Another thought experiment - when you're starting a sentence, does it matter in the slightest whether you are highly predisposed to using "the" (low entropy+varentropy), split between about using "the" or "a" (low entropy, high varentropy), thinking about using many different definite/demonstrative words with no clear preference (high entropy, low varentropy), or thinking about using many different definite/demonstrative words with a clear preference to "the" (high entropy+varentropy)? It doesn't mean you're uncertain of the semantic meaning of the answer you're about to give. If you were to do as they suggest and take it as an indicator to think more deeply before responding, you'd not only waste time in your response (this is literally the same thing as when people say "um" and "uh" a lot when talking, which is considered bad) but distract yourself from the choice of answering with the right semantics with the choice of starting with the right word, which doesn't actually matter.

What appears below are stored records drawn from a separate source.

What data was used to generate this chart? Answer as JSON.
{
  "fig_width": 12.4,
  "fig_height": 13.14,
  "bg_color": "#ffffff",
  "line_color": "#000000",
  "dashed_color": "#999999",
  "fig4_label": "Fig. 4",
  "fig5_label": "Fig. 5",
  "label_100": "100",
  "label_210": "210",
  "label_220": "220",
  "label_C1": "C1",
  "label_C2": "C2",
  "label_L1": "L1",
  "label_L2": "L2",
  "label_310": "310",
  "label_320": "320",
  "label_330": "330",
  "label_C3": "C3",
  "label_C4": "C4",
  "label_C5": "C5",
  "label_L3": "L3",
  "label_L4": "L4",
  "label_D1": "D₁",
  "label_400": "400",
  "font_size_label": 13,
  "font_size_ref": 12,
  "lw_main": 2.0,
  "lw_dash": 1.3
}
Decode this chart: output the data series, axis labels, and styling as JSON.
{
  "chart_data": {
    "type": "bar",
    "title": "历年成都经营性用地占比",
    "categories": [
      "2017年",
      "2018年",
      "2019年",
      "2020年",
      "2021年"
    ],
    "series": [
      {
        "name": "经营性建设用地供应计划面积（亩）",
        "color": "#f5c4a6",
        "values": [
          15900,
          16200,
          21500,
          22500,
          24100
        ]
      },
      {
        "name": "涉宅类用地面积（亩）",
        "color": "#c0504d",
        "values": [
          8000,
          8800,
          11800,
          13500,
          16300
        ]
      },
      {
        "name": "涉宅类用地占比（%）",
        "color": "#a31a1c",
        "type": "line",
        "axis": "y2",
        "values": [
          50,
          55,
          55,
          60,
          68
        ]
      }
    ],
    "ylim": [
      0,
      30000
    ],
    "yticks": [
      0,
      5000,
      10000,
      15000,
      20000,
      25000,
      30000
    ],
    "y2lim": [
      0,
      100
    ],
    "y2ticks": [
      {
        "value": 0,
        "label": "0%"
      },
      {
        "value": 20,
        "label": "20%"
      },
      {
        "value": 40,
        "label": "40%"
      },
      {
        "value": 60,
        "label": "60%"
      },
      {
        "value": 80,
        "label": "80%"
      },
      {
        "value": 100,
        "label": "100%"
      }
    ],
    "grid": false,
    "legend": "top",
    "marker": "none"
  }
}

Speaking more abstractly or philosophically, why could a model never internalize something read between the lines? Humans do, and we're part of the same physical system — we're already our own kinds of computers that take away more from a text than what is explicitly there. It's possible.
return true;
There, I didn't need a paper to answer the question.
The current stage of extracting the essense of reason from LLMs feels a lot like attempts to extract gold from iron in the medieval ages.
I'm getting a little tired of people thinking I believe everything I read and publish. If you claim to have invented a time machine, a teleportation device, a phone to call the dead or if you take pictures back in time of course someone should document every tiny technical detail you've shared with the world. (preferably without repeatedly stating the obvious)
The idea a reader would believe everything strikes me as rather hilarious. Even if just a robot. LLMs should aid those skilled in the art who desire to make the same with the materials but it would be silly if it uncritically reproduced the description of your warp drive, your parallel universe detector, mr fusion, sentient black goo, channelings and remote viewings, alien encounters, bigfoot sightings, shape shifting lizard experiences, quantum computer or memristors.